Taking The Photo Before You Take The Photo: Previsualize
For the past couple of months I’ve been talking about camera equipment, features, and camera handling. Now I’m going to delve into the meat of kite photography and photography itself: photo composition. Over the next few articles, I’ll be discussing different elements of composition. Composition is the placement and utilization of objects and lighting in a picture to make the viewers see and feel exactly what you want them to feel. In short, it’s the way your picture looks that makes people react. Most of these concepts or elements you will notice you use already. Most people do. Unfortunately, most people don’t realize they use them until after they are shown to them, and after the picture is taken.
One of the major keys to good composition is the practice of previsualization. Previsualization is the act of looking at the scene in front of your lens before you take the picture, even before you raise the camera to your eye. Previsualization allows you to evaluate what is in front of you before you snap the shot. It allows you to get it right the first time, so you don’t have to wait to take a second. We all know that most experts agree: doing it right the first time is much less costly than having to do it a second, third, or fourth.
I’m only touching on previsualization now, because as you learn elements of composition in the future, you really won’t be able to use them without the basics of previsualization.
SO WHAT EXACTLY IS IT?
Previsualizing is attention to detail. After you decide the mood of your photo (which, again will be discussed in further detail in the coming articles), you need to set-up and previsualize. Doing it takes a couple seconds out of your time, but rewards you with better photos. It can be broken down into X steps:
The first thing you need for a proper kite photo is a proper kiting subject. Of course kites are fair game, that’s why we carry cameras at the events, but also kite activities such as the banquet, pilots meetings, and score-board scouring are also fair game. Also, kite people are always fun subjects. face it, with many of today’s kiting events and gatherings, kite people do some of the craziest stuff. Personally, I have found great photos in some of the “Kite Rituals” people do, like celebrating victory or good luck dances. Today’s tricks also put flyers in a variety of contortionist poses that make for high energy shots. Again here I have my own favorites (indoor, axel-ish tricks, buggy tricks). And of course, gatherings at the Banquet provide humourous situations, especially with the advent of laser pointers.

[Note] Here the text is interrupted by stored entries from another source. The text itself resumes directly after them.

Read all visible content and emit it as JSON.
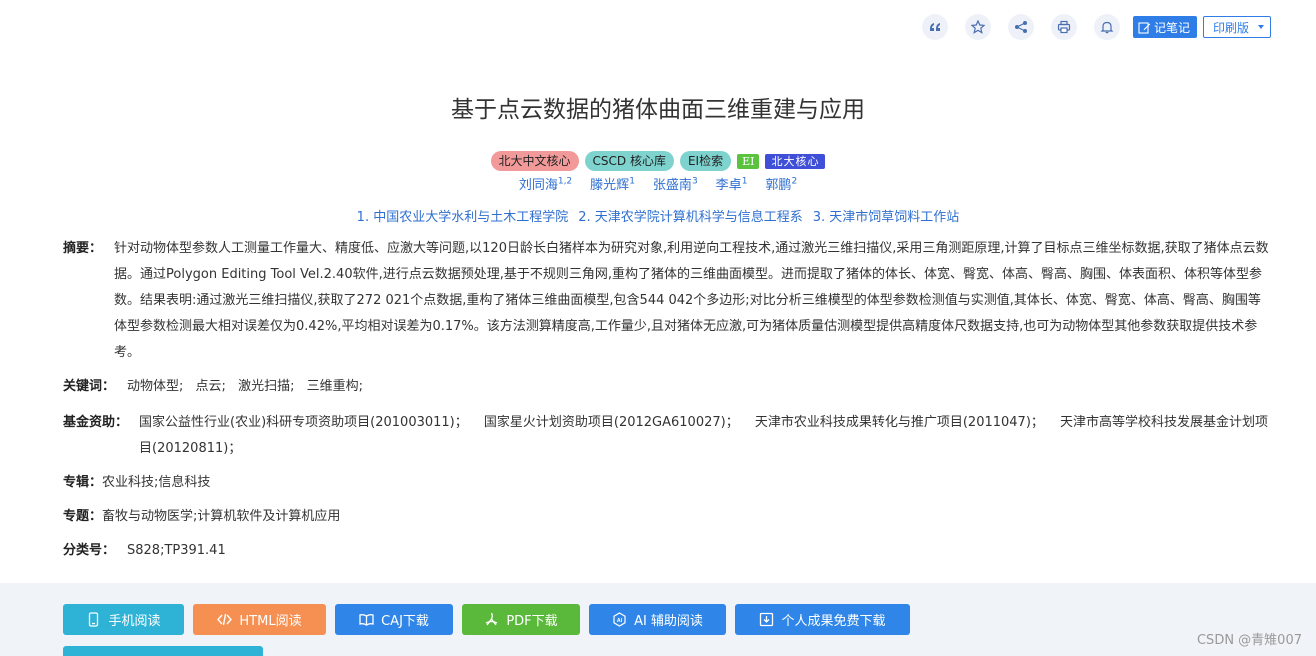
{
  "toolbar": {
    "icons": [
      "quote-icon",
      "star-icon",
      "share-icon",
      "printer-icon",
      "bell-icon"
    ],
    "note_label": "记笔记",
    "print_label": "印刷版"
  },
  "article": {
    "title": "基于点云数据的猪体曲面三维重建与应用",
    "badges": [
      "北大中文核心",
      "CSCD 核心库",
      "EI检索",
      "EI",
      "北大核心"
    ],
    "authors": [
      {
        "name": "刘同海",
        "sup": "1,2"
      },
      {
        "name": "滕光辉",
        "sup": "1"
      },
      {
        "name": "张盛南",
        "sup": "3"
      },
      {
        "name": "李卓",
        "sup": "1"
      },
      {
        "name": "郭鹏",
        "sup": "2"
      }
    ],
    "affiliations": [
      "1. 中国农业大学水利与土木工程学院",
      "2. 天津农学院计算机科学与信息工程系",
      "3. 天津市饲草饲料工作站"
    ],
    "abstract_label": "摘要：",
    "abstract": "针对动物体型参数人工测量工作量大、精度低、应激大等问题,以120日龄长白猪样本为研究对象,利用逆向工程技术,通过激光三维扫描仪,采用三角测距原理,计算了目标点三维坐标数据,获取了猪体点云数据。通过Polygon Editing Tool Vel.2.40软件,进行点云数据预处理,基于不规则三角网,重构了猪体的三维曲面模型。进而提取了猪体的体长、体宽、臀宽、体高、臀高、胸围、体表面积、体积等体型参数。结果表明:通过激光三维扫描仪,获取了272 021个点数据,重构了猪体三维曲面模型,包含544 042个多边形;对比分析三维模型的体型参数检测值与实测值,其体长、体宽、臀宽、体高、臀高、胸围等体型参数检测最大相对误差仅为0.42%,平均相对误差为0.17%。该方法测算精度高,工作量少,且对猪体无应激,可为猪体质量估测模型提供高精度体尺数据支持,也可为动物体型其他参数获取提供技术参考。",
    "keywords_label": "关键词：",
    "keywords": [
      "动物体型;",
      "点云;",
      "激光扫描;",
      "三维重构;"
    ],
    "fund_label": "基金资助：",
    "funds": [
      "国家公益性行业(农业)科研专项资助项目(201003011)；",
      "国家星火计划资助项目(2012GA610027)；",
      "天津市农业科技成果转化与推广项目(2011047)；",
      "天津市高等学校科技发展基金计划项目(20120811)；"
    ],
    "album_label": "专辑：",
    "album": "农业科技;信息科技",
    "topic_label": "专题：",
    "topic": "畜牧与动物医学;计算机软件及计算机应用",
    "clc_label": "分类号：",
    "clc": "S828;TP391.41"
  },
  "downloads": {
    "mobile": "手机阅读",
    "html": "HTML阅读",
    "caj": "CAJ下载",
    "pdf": "PDF下载",
    "ai": "AI 辅助阅读",
    "free": "个人成果免费下载"
  },
  "watermark": "CSDN @青雉007",
  "colors": {
    "link": "#2f6fd0",
    "primary": "#2f7ee8",
    "mobile": "#2eb3d6",
    "html": "#f59052",
    "pdf": "#5ab83a"
  }
}
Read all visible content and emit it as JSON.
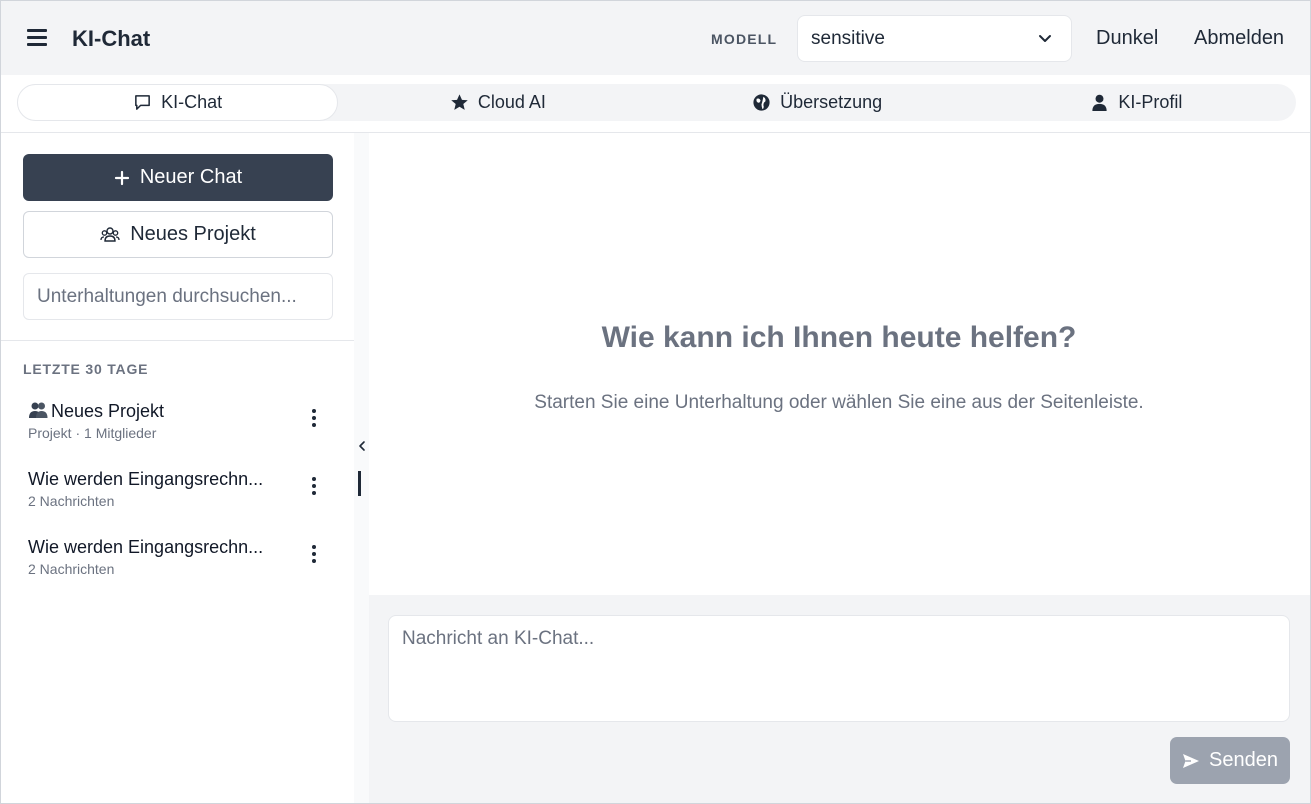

The next part of your photo should be obvious: the background. A good subject can be nulled out by a bad background. Background choice is usually much simpler than subject choice. The rule here is uncomplicated: avoid busy backgrounds unless they are important to the subject. For example: Taking a picture of two people meeting at an event, you want to avoid placing them in front of a billboard UNLESS that billboard has the name of the event in it. There are a few ways to fix a background. With kites and a decent zoom lens, you can launch the kite (with a cooperative pilot, you can even get it placed right in the sky). With people and an automatic camera, your only choice may be to move the photo, or change the angle to avoid the busy background. With a manual camera, you have all the above choices and one extra. You can open your aperture up in order to produce a shallow depth of field and “blur” out the backdrop.
3. Light Source
When previsualizing, pay attention to where your light is coming from and how strong it is. Believe it or not, cloudy days can be great for photos. Why? Because the light is diffused and has no real “source.” Most outdoor shots on sunny days suffer from the same problem, harsh shadows. These harsh shadows can make someone look disfigured or too dark. Or, if the light is from behind the subject, you may wind up with silhouetted subjects (unless that is what you want, but that’s a later article). For best results outdoors or in strong light source situations, try to position that source behind YOURSELF and shining on the subject frontally (unless the shadows are a desired effect).
4. Lens Choice
You may think lens choice only applies to SLR users, but that is a misconception. Most compact cameras are equipped with a zoom lens that has a slightly wide angle end and a higher zoom capability. Use of this lens properly is a key. If you can get close to your subject, do so and use a wide angle. This will get more in your picture. If you want to do minor cropping on your own. To properly use that zoom, site up your subject and zoom to the desired crop. Example: Shooting a kite maker and his or her kite, you’d start at the low end and zoom in with the lens and back up your body until there is just a bit of space around the two.
Now that you have cropped the shot visually, gotten your light source, background and subject all in line and think you’re ready to take the picture, you have one more choice to make. That choice is angle of view. There are three basic angles, which can be mixed with left and right to produce differing effects. they are Top Down (Bird’s Eye), Head On (People Eye), and Bottom Up (Worm’s Eye). Since most kites would be in the air when you shoot, this kind of photo is predominately Worm’s Eye. Most people shots are from People Eye, straight on. Very few kite shots, save for Kite Aerials, are from Bird’s Eye. Striking photos can be made by mixing these angles up. Changing angles will be covered in a separate article.